Sembra impossibile che nell’era di massima velocità della comunicazione, di una comunicazione che sembra chiara, trasparente, velocissima, possano esistere codici incomprensibili. Parole che sembrano dire qualcosa di sensato, ma che in realtà comunicano tutt’altro.
Qualche giorno fa ho provato a interpretare una lettera cifrata, inviata in carcere al boss casalese Michele Zagaria. In quel testo, con molta probabilità, “sfogliatelle” stavano per tangenti e appalti; “teatro” e “orchestrali” per parlamento e politici. Anche Bernardo Provenzano ha utilizzato codici per i pizzini che inviava e riceveva. Nomi e cognomi venivano indicati attraverso numeri: “…mi sono visto con la persona interessata 512151522 191212154 e siamo rimasti che dopo le feste ci dovevamo incontrare per discutere…”. Gli inquirenti hanno scoperto che la lettera A corrispondeva al numero 4, B a 5, C a 6 e così via.
La criminalità organizzata ha necessità di mantenere i suoi codici, spesso semplici, rudimentali, facili da interpretare: non devono nascondere informazioni, ma impedire che possano diventare la prova di un reato. Quindi, se disambiguando questi codici non possiamo incastrare i criminali, a cosa serve parlarne? Serve. Dietro ogni codice c’è una realtà che non vuole mostrarsi. E che molto spesso nessuno vuole scrutare. Letture criptiche di un’altra Italia rifiutata, che invece è architrave della nostra quotidianità.
Analizzando i codici propri del mondo della prostituzione, per esempio, possiamo capire quanto sia cambiato il mercato della droga. Come sempre accade nelle fasi di crisi economica, il consumo di cocaina sta dilagando nel nostro Paese. Potrebbe sembrare incoerente, persino contraddittorio, ma è proprio in queste tempeste che i progetti a lungo termine perdono senso e il poco denaro che sfugge alle necessità viene bruciato per cancellare ogni preoccupazione.
Con la domanda di coca che cresce, le reti di spaccio hanno bisogno di canali più sicuri, diversi dalla strada. Ecco perché le prostitute vengono utilizzate per diffondere coca. Nelle grandi città soprattutto del Centro-Nord, il racket della prostituzione, sia etero che gay, è gestito dalle organizzazioni romene: le mafie italiane da decenni non si sporcano le mani con le lucciole, ma tassano chi se ne occupa. Il meccanismo è rodato: vai con la prostituta e prendi coca. Nessuna fatica a cercare il pusher, nessun rischio di essere fermato in un giardinetto dalla polizia. Ed è qui che entrano in gioco i codici. Un esperimento semplice è quello di capire cosa si celi dietro le inserzioni delle squillo. “Bella ragazza. Per 250 rose fa tutto. Ambiente climatizzato”. Oppure “Per 200 rose. Una coppa di champagne. Baci”. Le rose sono il prezzo in euro; “ambiente climatizzato” e “coppa di champagne” invece sono l’optional che accompagna il sesso: la cocaina. Proprio utilizzando queste ragazze per lo spaccio, la malavita romena si è fatta largo in un settore che le mafie italiane le avevano precluso: il narcotraffico. Ed ecco che l’universo della prostituzione si palesa per quello che sta diventando, ovvero la nuova rete della droga.
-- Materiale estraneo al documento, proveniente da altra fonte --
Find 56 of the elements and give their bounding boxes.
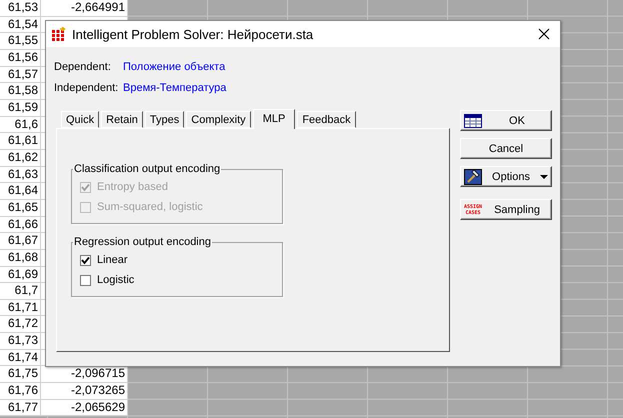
table-cell: 61,65 xyxy=(0,200,41,217)
table-cell: 61,72 xyxy=(0,316,41,334)
close-icon[interactable] xyxy=(538,28,550,40)
table-cell: -2,065629 xyxy=(41,400,128,416)
table-cell: 61,59 xyxy=(0,100,41,117)
checkbox-label: Sum-squared, logistic xyxy=(97,201,203,213)
tab[interactable]: Quick xyxy=(61,111,100,128)
dropdown-button[interactable]: Options xyxy=(460,166,552,187)
table-cell: 61,74 xyxy=(0,350,41,366)
table-cell: 61,57 xyxy=(0,66,41,84)
group-title: Regression output encoding xyxy=(73,236,212,248)
table-cell: 61,69 xyxy=(0,266,41,284)
field-label: Dependent: xyxy=(54,60,112,72)
field-value: Положение объекта xyxy=(123,60,226,72)
table-cell: 61,58 xyxy=(0,83,41,100)
window-title: Intelligent Problem Solver: Нейросети.sta xyxy=(72,26,314,42)
checkbox-label: Linear xyxy=(97,254,128,266)
checkbox-label: Logistic xyxy=(97,274,134,286)
table-cell: 61,55 xyxy=(0,33,41,50)
button[interactable]: Cancel xyxy=(460,138,552,159)
caret-icon xyxy=(540,174,548,178)
table-cell: 61,53 xyxy=(0,0,41,17)
checkbox[interactable] xyxy=(80,274,91,286)
app-icon xyxy=(52,27,66,41)
tab[interactable]: Retain xyxy=(101,111,143,128)
table-cell: -2,073265 xyxy=(41,383,128,400)
table-cell: 61,77 xyxy=(0,400,41,416)
button[interactable]: OK xyxy=(460,110,552,131)
table-cell: -2,664991 xyxy=(41,0,128,17)
table-cell: 61,7 xyxy=(0,283,41,300)
table-cell: 61,66 xyxy=(0,216,41,234)
table-cell: 61,68 xyxy=(0,250,41,266)
table-cell: -2,096715 xyxy=(41,366,128,384)
tab[interactable]: MLP xyxy=(252,109,296,129)
field-label: Independent: xyxy=(54,82,120,94)
hammer-icon xyxy=(464,168,482,184)
table-cell: 61,56 xyxy=(0,50,41,67)
table-icon xyxy=(464,114,482,128)
tab[interactable]: Complexity xyxy=(186,111,251,128)
table-cell: 61,64 xyxy=(0,183,41,200)
table-cell: 61,62 xyxy=(0,150,41,167)
table-cell: 61,67 xyxy=(0,233,41,250)
table-cell: 61,6 xyxy=(0,116,41,134)
group-title: Classification output encoding xyxy=(73,163,222,175)
tab[interactable]: Feedback xyxy=(297,111,356,128)
table-cell: 61,61 xyxy=(0,133,41,150)
checkbox[interactable] xyxy=(80,254,91,266)
table-cell: 61,75 xyxy=(0,366,41,384)
table-cell: 61,71 xyxy=(0,300,41,316)
field-value: Время-Температура xyxy=(123,82,226,94)
table-cell: 61,73 xyxy=(0,333,41,350)
tab[interactable]: Types xyxy=(144,111,184,128)
table-cell: 61,54 xyxy=(0,16,41,34)
table-cell: 61,76 xyxy=(0,383,41,400)
checkbox-label: Entropy based xyxy=(97,181,168,193)
table-cell: 61,63 xyxy=(0,166,41,184)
Volersene occupare non significa chiudere gli occhi su altre priorità, ma portare luce su argomenti che in Italia sono coperti da silenzio assoluto. Prostituzione, spaccio e consumo di droghe sono considerati spazzatura da relegare alle carceri e non ai pubblici dibattiti. Oggi una prostituta può svelare molti più particolari sulle reti della coca rispetto a uno spacciatore di Scampia. E con una telefonata a uno dei numeri che appaiono sui siti di accompagnatrici, vai oltre lo specchio, entri in labirinti di codici e proposte e non capisci come sia stato possibile aver avuto tutto davanti senza essertene mai accorto. Sembrano dettagli da cronaca nera, narrazioni da suburra. Ma non è così. Parole e strutture si stanno trasformando. Soprattutto in questo momento, mentre la crisi rivoluziona il sistema dell’economia e la vita di tutti, guardare in queste ferite è spesso più necessario che comprendere gli andamenti dello spread.